Am Ende seiner Laudatio schlug Landrat Saipa einen großen Bogen: Das Bundesverdienstkreuz sei die höchste Anerkennung, die Deutschland für Verdienste um das Gemeinwohl vergebe. Es werde nicht für Routine verliehen, sondern für außergewöhnlichen Einsatz mit Tatkraft und Herz. Horst Woick habe Menschen zusammengeführt, Brücken gebaut und Verantwortung gelebt.
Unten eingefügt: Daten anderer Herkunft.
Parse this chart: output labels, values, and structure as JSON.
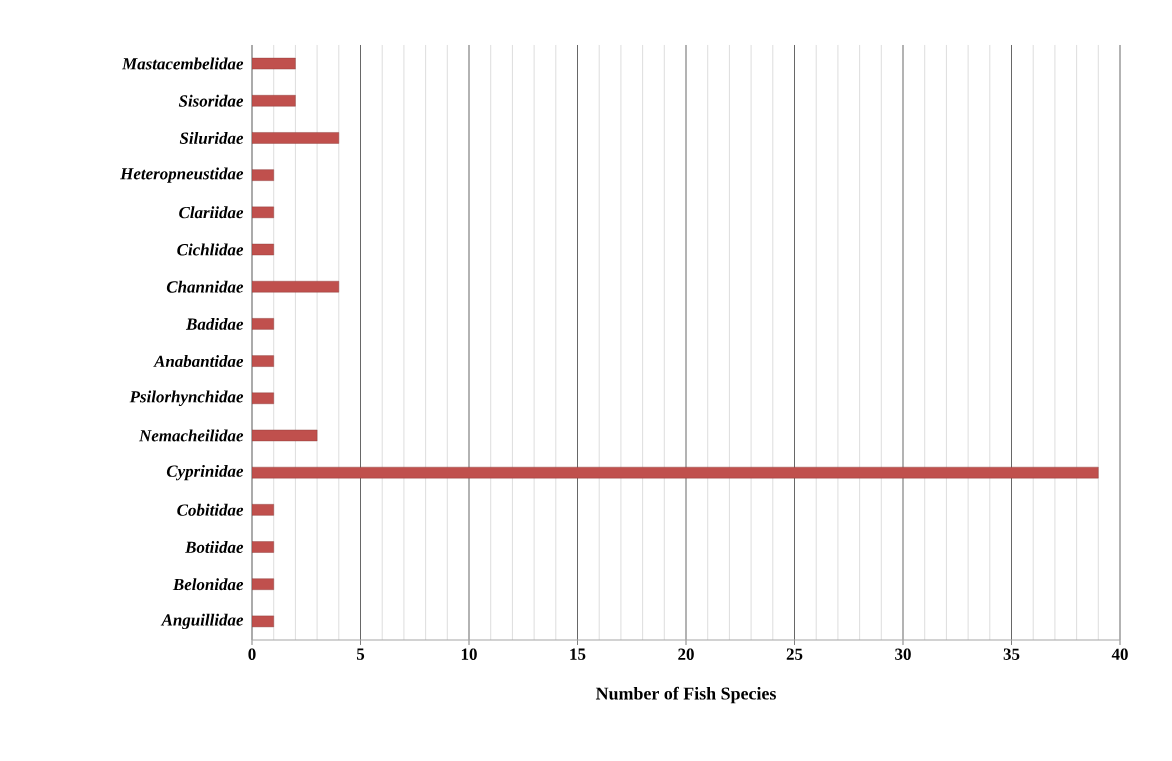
{
  "chart_data": {
    "type": "bar",
    "orientation": "horizontal",
    "categories": [
      "Mastacembelidae",
      "Sisoridae",
      "Siluridae",
      "Heteropneustidae",
      "Clariidae",
      "Cichlidae",
      "Channidae",
      "Badidae",
      "Anabantidae",
      "Psilorhynchidae",
      "Nemacheilidae",
      "Cyprinidae",
      "Cobitidae",
      "Botiidae",
      "Belonidae",
      "Anguillidae"
    ],
    "values": [
      2,
      2,
      4,
      1,
      1,
      1,
      4,
      1,
      1,
      1,
      3,
      39,
      1,
      1,
      1,
      1
    ],
    "color": "#c0504d",
    "xlabel": "Number of  Fish Species",
    "xlim": [
      0,
      40
    ],
    "xticks": [
      0,
      5,
      10,
      15,
      20,
      25,
      30,
      35,
      40
    ],
    "grid": "x"
  }
}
Damit sei er ein Vorbild und einer jener „Pfeiler“, von denen Bundespräsident Steinmeier einmal sagte, sie trügen das Netz unserer Gesellschaft.

Auch Bürgermeister Ralf Abrahms und Dirk Junicke als Burgberg-Förderer fanden herzliche Worte für Horst Woick. Junicke zum Beispiel bescheinigte ihm, immer ein offenes Ohr für die Jugend zu haben. Und der Bürgermeister erinnerte sich aufgrund seiner jahrzehntelangen Bekanntschaft zu Woick und dessen Familie an allerlei persönliche und berufliche Begegnungen.

Alles für die Allgemeinheit

Woick selbst machte wenig Aufhebens um den feierlichen Akt und genoss ihn einfach. Er habe alles, für das man ihn an diesem Tag auszeichnete, mit viel Freude und Engagement gemacht. Und das auch nie für sich. Sondern für die Allgemeinheit.